So did a lot of clean-up the last 7 days. Put the
chipper through hell. 7 days of about 10hrs a day. 70% red and white pine, 30% maple and cherry.
Couple of weeks ago did a similar thing. So probably close to 140ish hours under its belt.
The 6" is good for the tractor I have. Maple and cherry 4" make it work extra hard. It struggles, but keeps going.
6" green pine, especially the white pine, it eats like nothing. You can definitely tell a difference when switching to red pine. It's much tougher.
Haven't choked the tractor yet. I keep it at a steady 2000 rpms as most of my pto implements.
On the last day the shear pin snapped.
I found some cheap chinesium nuts and bolts in my garage and used them as temporary measure. Snapped 3 more within few hours. Glad I didn't use those bolts on something more important.
Either way, shopping for shear pins now.
Blades are double sided. Had to flip them around after few days of maple and cherry and old hard pine. It chipped the edges a bit. With the green pine no issues at all. The other side is still razor sharp.
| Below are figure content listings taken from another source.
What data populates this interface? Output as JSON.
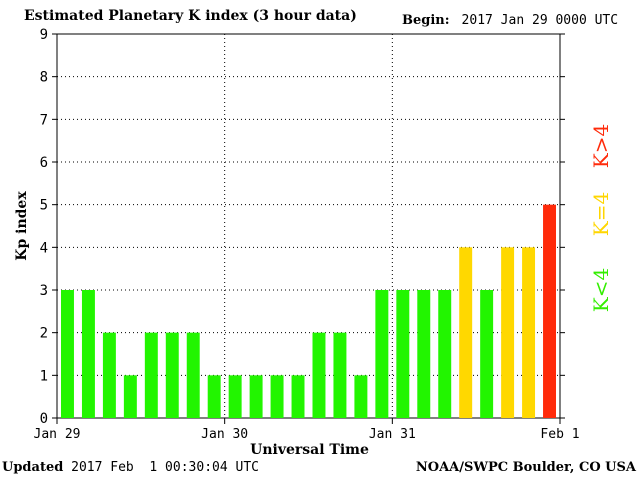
{
  "header": {
    "title": "Estimated Planetary K index (3 hour data)",
    "begin_label": "Begin:",
    "begin_value": "2017 Jan 29 0000 UTC"
  },
  "footer": {
    "updated_label": "Updated",
    "updated_value": "2017 Feb  1 00:30:04 UTC",
    "credit": "NOAA/SWPC Boulder, CO USA"
  },
  "legend": [
    {
      "label": "K<4",
      "color": "#33ee00"
    },
    {
      "label": "K=4",
      "color": "#ffd600"
    },
    {
      "label": "K>4",
      "color": "#ff2a0a"
    }
  ],
  "colors": {
    "low": "#22f500",
    "mid": "#ffd800",
    "high": "#ff2a0a"
  },
  "chart_data": {
    "type": "bar",
    "title": "Estimated Planetary K index (3 hour data)",
    "xlabel": "Universal Time",
    "ylabel": "Kp index",
    "ylim": [
      0,
      9
    ],
    "yticks": [
      0,
      1,
      2,
      3,
      4,
      5,
      6,
      7,
      8,
      9
    ],
    "xtick_labels": [
      "Jan 29",
      "Jan 30",
      "Jan 31",
      "Feb 1"
    ],
    "grid": true,
    "bars_per_day": 8,
    "values": [
      3,
      3,
      2,
      1,
      2,
      2,
      2,
      1,
      1,
      1,
      1,
      1,
      2,
      2,
      1,
      3,
      3,
      3,
      3,
      4,
      3,
      4,
      4,
      5
    ]
  }
}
The only thing I wasn't a fan of, is the damn throat. Eventhough it's a 6x8, you don't realize how little that opening is until you start feeding it tree tops. Especially the pine, red even worse, with the crazy web of branches. Even the inch or 2 offshoots will make it get stuck and render the infeed roller useless. Then it's either keep pushing by force and hope it gets in, or yank out and clip off. Pia.
Either way. Great machine. Well worth the money. Wish I had a bigger tractor so I could have gotten the 8" one.